Imagine you’re in a meeting with 11 of your peers. They are all in agreement and keen to move on. You are the only one to have doubts, but the stakes are extraordinarily high: a man’s life. What do you do?
That’s the premise of Sidney Lumet’s 1957 film 12 Angry Men, a fascinating study of influence and leadership.
As the jury of a murder trial retire to consider their verdict, Henry Fonda’s Juror 8 is the lone dissenting voice who refuses to sanction a unanimous guilty verdict. Though uncertain of the defendant’s guilt or innocence, his insistence on re-examining the case gradually leads the remaining 11 jurors to change their minds.
12 Angry Men is a classic illustration of Kouzes and Posner’s leadership behaviour Challenge the Process.

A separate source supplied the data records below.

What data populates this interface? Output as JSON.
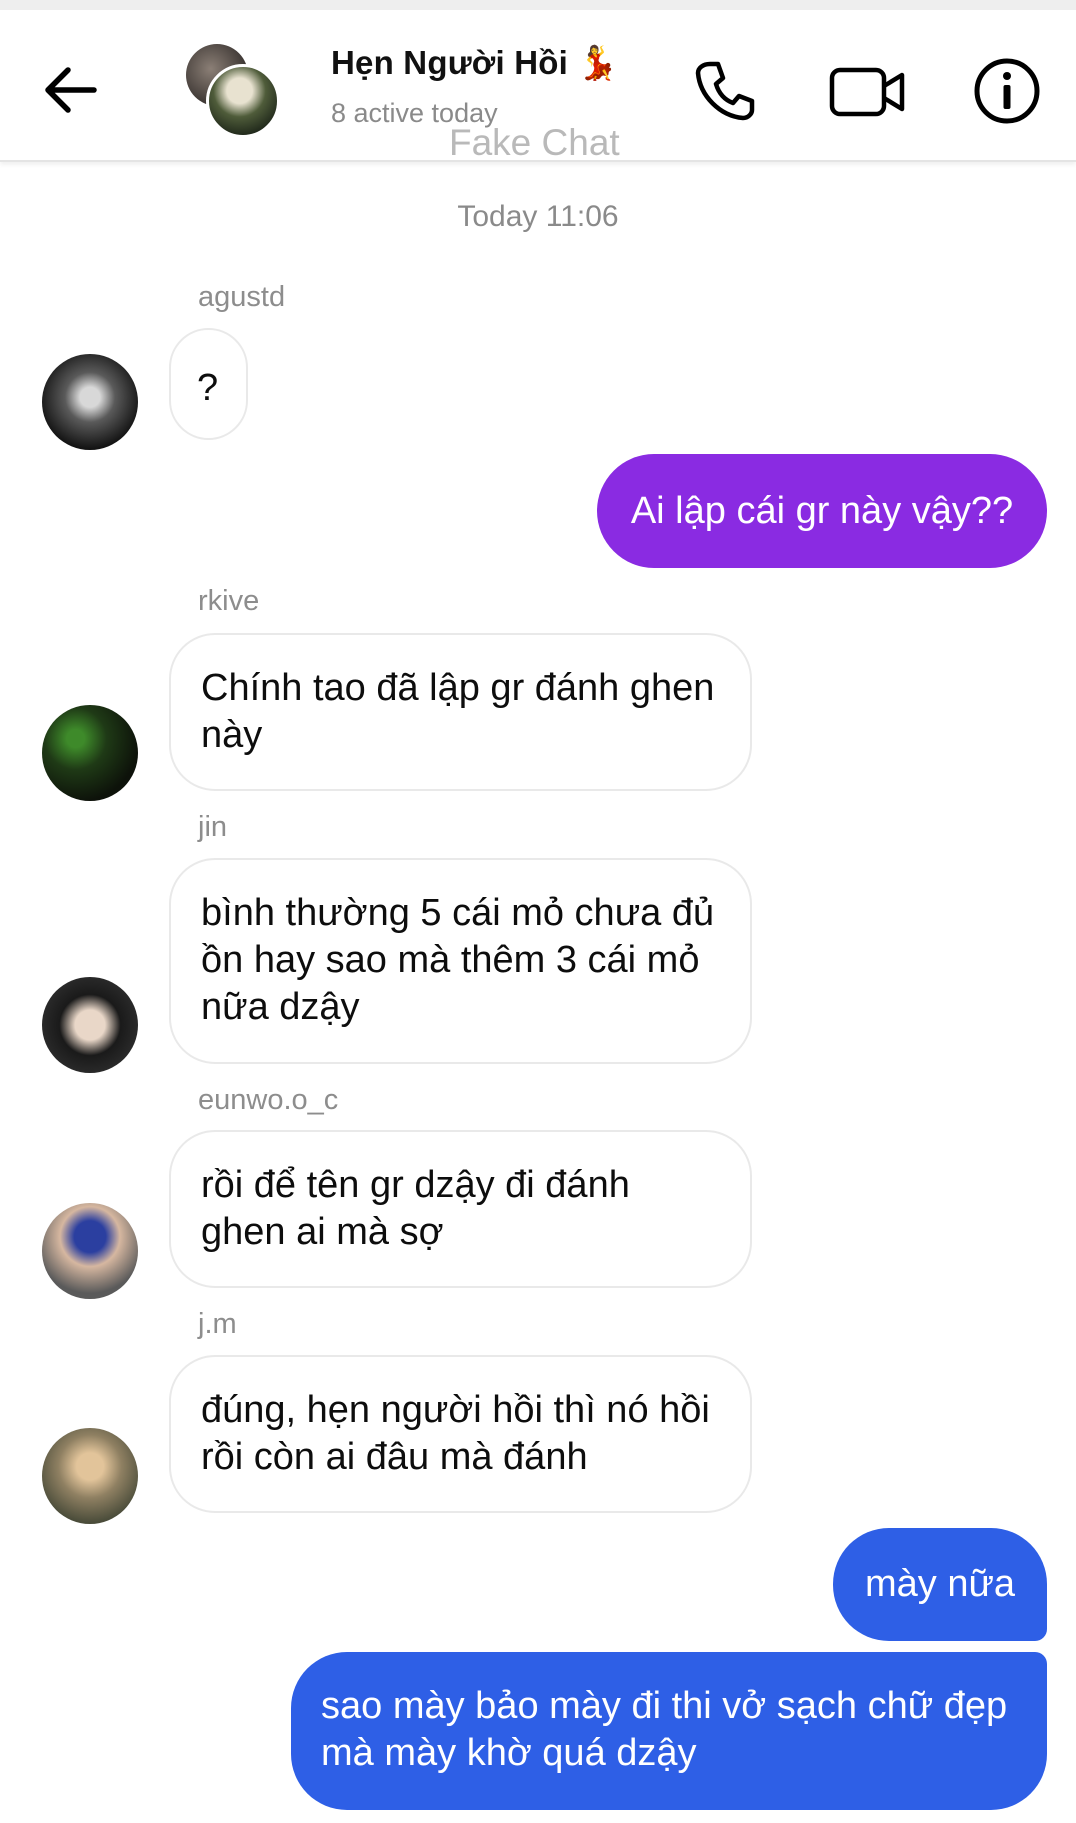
{
  "header": {
    "title": "Hẹn Người Hồi 💃",
    "subtitle": "8 active today",
    "watermark": "Fake Chat"
  },
  "icons": {
    "back": "back-arrow-icon",
    "call": "phone-icon",
    "video": "video-camera-icon",
    "info": "info-icon"
  },
  "colors": {
    "purple_bubble": "#8a2be2",
    "blue_bubble": "#2e5fe6",
    "incoming_border": "#e9e9e9"
  },
  "chat": {
    "timestamp": "Today 11:06",
    "messages": [
      {
        "sender": "agustd",
        "text": "?"
      },
      {
        "text": "Ai lập cái gr này vậy??"
      },
      {
        "sender": "rkive",
        "text": "Chính tao đã lập gr đánh ghen này"
      },
      {
        "sender": "jin",
        "text": "bình thường 5 cái mỏ chưa đủ ồn hay sao mà thêm 3 cái mỏ nữa dzậy"
      },
      {
        "sender": "eunwo.o_c",
        "text": "rồi để tên gr dzậy đi đánh ghen ai mà sợ"
      },
      {
        "sender": "j.m",
        "text": "đúng, hẹn người hồi thì nó hồi rồi còn ai đâu mà đánh"
      },
      {
        "text": "mày nữa"
      },
      {
        "text": "sao mày bảo mày đi thi vở sạch chữ đẹp mà mày khờ quá dzậy"
      }
    ]
  }
}
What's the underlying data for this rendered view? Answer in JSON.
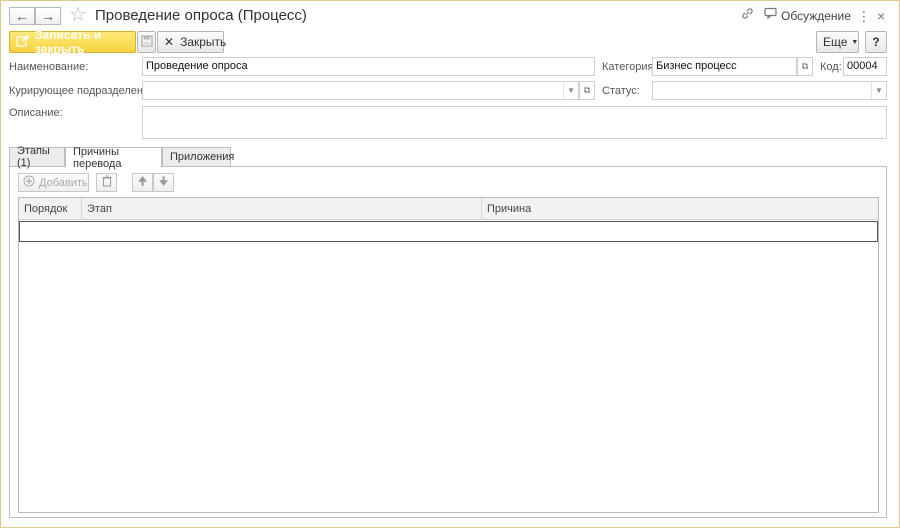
{
  "header": {
    "title": "Проведение опроса (Процесс)",
    "discuss_label": "Обсуждение"
  },
  "toolbar": {
    "save_close_label": "Записать и закрыть",
    "close_label": "Закрыть",
    "more_label": "Еще",
    "help_label": "?"
  },
  "form": {
    "name_label": "Наименование:",
    "name_value": "Проведение опроса",
    "category_label": "Категория:",
    "category_value": "Бизнес процесс",
    "code_label": "Код:",
    "code_value": "00004",
    "department_label": "Курирующее подразделение:",
    "department_value": "",
    "status_label": "Статус:",
    "status_value": "",
    "description_label": "Описание:",
    "description_value": ""
  },
  "tabs": [
    {
      "label": "Этапы (1)"
    },
    {
      "label": "Причины перевода"
    },
    {
      "label": "Приложения"
    }
  ],
  "panel": {
    "add_label": "Добавить"
  },
  "table": {
    "columns": [
      "Порядок",
      "Этап",
      "Причина"
    ]
  }
}
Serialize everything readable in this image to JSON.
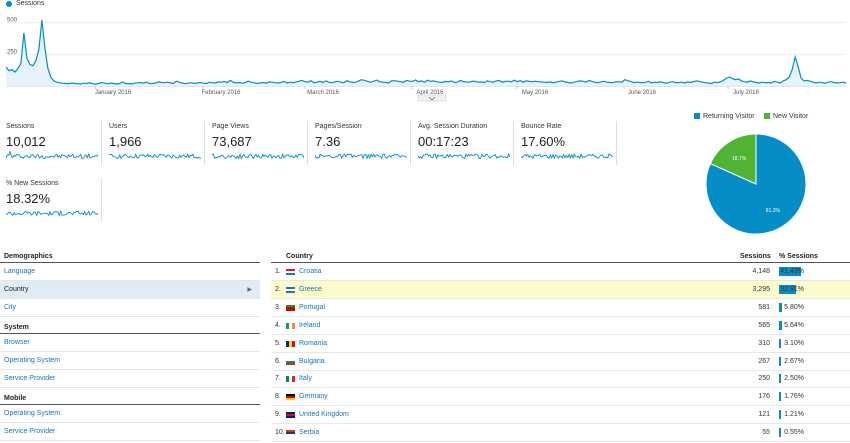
{
  "timeline": {
    "legend": "Sessions",
    "y_ticks": [
      "500",
      "250"
    ],
    "months": [
      "January 2016",
      "February 2016",
      "March 2016",
      "April 2016",
      "May 2016",
      "June 2016",
      "July 2016"
    ]
  },
  "chart_data": {
    "type": "line",
    "series": [
      {
        "name": "Sessions",
        "values": [
          150,
          120,
          130,
          110,
          140,
          180,
          420,
          220,
          170,
          160,
          200,
          290,
          520,
          300,
          140,
          70,
          40,
          30,
          25,
          22,
          20,
          18,
          24,
          20,
          18,
          16,
          22,
          20,
          25,
          18,
          15,
          20,
          28,
          22,
          18,
          24,
          20,
          16,
          20,
          32,
          18,
          20,
          16,
          22,
          26,
          28,
          22,
          30,
          18,
          20,
          24,
          32,
          28,
          26,
          30,
          25,
          20,
          38,
          30,
          24,
          18,
          22,
          26,
          20,
          24,
          28,
          22,
          20,
          30,
          26,
          24,
          32,
          30,
          36,
          26,
          44,
          30,
          24,
          28,
          22,
          26,
          38,
          30,
          26,
          20,
          24,
          28,
          22,
          32,
          30,
          26,
          24,
          28,
          36,
          24,
          30,
          26,
          32,
          38,
          44,
          34,
          30,
          42,
          26,
          30,
          36,
          28,
          40,
          30,
          26,
          32,
          38,
          30,
          26,
          42,
          34,
          28,
          30,
          40,
          50,
          44,
          36,
          30,
          38,
          46,
          34,
          30,
          28,
          24,
          40,
          42,
          38,
          34,
          30,
          44,
          38,
          36,
          48,
          34,
          40,
          30,
          46,
          36,
          40,
          34,
          30,
          28,
          36,
          32,
          40,
          28,
          30,
          44,
          34,
          32,
          30,
          38,
          36,
          30,
          32,
          28,
          40,
          34,
          30,
          40,
          44,
          30,
          36,
          38,
          32,
          46,
          34,
          42,
          30,
          40,
          36,
          34,
          38,
          34,
          32,
          30,
          28,
          32,
          26,
          30,
          36,
          40,
          32,
          28,
          24,
          30,
          36,
          40,
          38,
          30,
          44,
          36,
          30,
          26,
          32,
          38,
          30,
          28,
          26,
          32,
          34,
          30,
          50,
          42,
          36,
          26,
          30,
          28,
          26,
          30,
          36,
          24,
          30,
          28,
          32,
          26,
          22,
          30,
          34,
          28,
          26,
          30,
          24,
          32,
          28,
          34,
          40,
          36,
          30,
          26,
          24,
          20,
          30,
          28,
          32,
          44,
          62,
          70,
          60,
          50,
          56,
          40,
          34,
          30,
          40,
          32,
          28,
          24,
          30,
          26,
          28,
          24,
          36,
          30,
          24,
          40,
          50,
          70,
          130,
          230,
          150,
          60,
          40,
          44,
          38,
          30,
          24,
          30,
          26,
          22,
          30,
          34,
          28,
          24,
          26,
          30,
          24
        ]
      }
    ],
    "ylim": [
      0,
      600
    ]
  },
  "metrics": [
    {
      "label": "Sessions",
      "value": "10,012"
    },
    {
      "label": "Users",
      "value": "1,966"
    },
    {
      "label": "Page Views",
      "value": "73,687"
    },
    {
      "label": "Pages/Session",
      "value": "7.36"
    },
    {
      "label": "Avg. Session Duration",
      "value": "00:17:23"
    },
    {
      "label": "Bounce Rate",
      "value": "17.60%"
    },
    {
      "label": "% New Sessions",
      "value": "18.32%"
    }
  ],
  "pie": {
    "legend": [
      {
        "label": "Returning Visitor",
        "color": "#058dc7"
      },
      {
        "label": "New Visitor",
        "color": "#50b432"
      }
    ],
    "slices": [
      {
        "label": "81.3%",
        "value": 81.7,
        "color": "#058dc7"
      },
      {
        "label": "18.7%",
        "value": 18.3,
        "color": "#50b432"
      }
    ]
  },
  "demographics": {
    "title": "Demographics",
    "items": [
      "Language",
      "Country",
      "City"
    ],
    "system_title": "System",
    "system_items": [
      "Browser",
      "Operating System",
      "Service Provider"
    ],
    "mobile_title": "Mobile",
    "mobile_items": [
      "Operating System",
      "Service Provider"
    ]
  },
  "table": {
    "headers": {
      "country": "Country",
      "sessions": "Sessions",
      "pct": "% Sessions"
    },
    "rows": [
      {
        "num": "1.",
        "country": "Croatia",
        "sessions": "4,148",
        "pct": "41.43%",
        "share": 41.43
      },
      {
        "num": "2.",
        "country": "Greece",
        "sessions": "3,295",
        "pct": "32.91%",
        "share": 32.91
      },
      {
        "num": "3.",
        "country": "Portugal",
        "sessions": "581",
        "pct": "5.80%",
        "share": 5.8
      },
      {
        "num": "4.",
        "country": "Ireland",
        "sessions": "565",
        "pct": "5.64%",
        "share": 5.64
      },
      {
        "num": "5.",
        "country": "Romania",
        "sessions": "310",
        "pct": "3.10%",
        "share": 3.1
      },
      {
        "num": "6.",
        "country": "Bulgaria",
        "sessions": "267",
        "pct": "2.67%",
        "share": 2.67
      },
      {
        "num": "7.",
        "country": "Italy",
        "sessions": "250",
        "pct": "2.50%",
        "share": 2.5
      },
      {
        "num": "8.",
        "country": "Germany",
        "sessions": "176",
        "pct": "1.76%",
        "share": 1.76
      },
      {
        "num": "9.",
        "country": "United Kingdom",
        "sessions": "121",
        "pct": "1.21%",
        "share": 1.21
      },
      {
        "num": "10.",
        "country": "Serbia",
        "sessions": "55",
        "pct": "0.55%",
        "share": 0.55
      }
    ]
  }
}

It is the hottest day of the year, everyone is keen to escape the stifling jury room, and Juror 8’s stand leaves him ridiculed and unpopular.
Seeking to challenge the accepted view, he enlists a number of influencing techniques to support him.
1. Ask, don’t tell
Juror 8 is able to sow seeds of doubt in the minds of his colleagues simply by asking challenging questions. He identifies flaws in the prosecution’s case and in the commitment of the defence team, but lets his fellow jurors come to their own conclusions about their meaning.
To gain early agreement to further discussion, Juror 8 proposes a deal: if a secret ballot finds at least two jurors in favour of acquittal, they’ll discuss the case further. If not, he’ll accept the majority view. The gamble pays off, with the elderly juror changing his vote and the remaining jurors committed to their part of the deal.
3. Build alliances
It’s not easy being the lone dissenter – but that doesn’t mean you’re wrong. At the start, Juror 8 needs just one person to support his request to discuss the case further. Gradually, others are persuaded by his arguments, and the momentum builds as they re-examine their own niggling doubts and identify further loopholes.
4. Make your case visual and compelling
John Kotter rightly argues that getting people to feel (as opposed to think) differently is most effective at changing behaviour. He suggests creating surprising, compelling and preferably visual experiences for that purpose. Juror 8 illustrates this by dramatically throwing a duplicate knife on the table to prove the ubiquity of the apparently ‘unique’ murder weapon.
5. Use others’ expertise
Juror 8 uses the expert testimony of fellow jurors whose personal experience lends authenticity to his argument: the elderly juror who can understand the motivations of a key witness; the man who lived near the elevated subway; the juror who’d witnessed knife fights.
6. Identify the hidden agenda
Our experience and preconceptions all contribute to our view of the world. Juror 8 skilfully exposes his colleagues’ hidden motivations, revealing them both to themselves and to each other. One juror’s enthusiasm to convict is laid bare as a deep-rooted prejudice based on fear: another’s is rooted in the failure of his relationship with his own son.
This last technique has an associated lesson for leaders. How often do we allow our own preconceptions to go unchecked? Constantly re-examining the reasons for our own views and opinions can lead to far better decisions.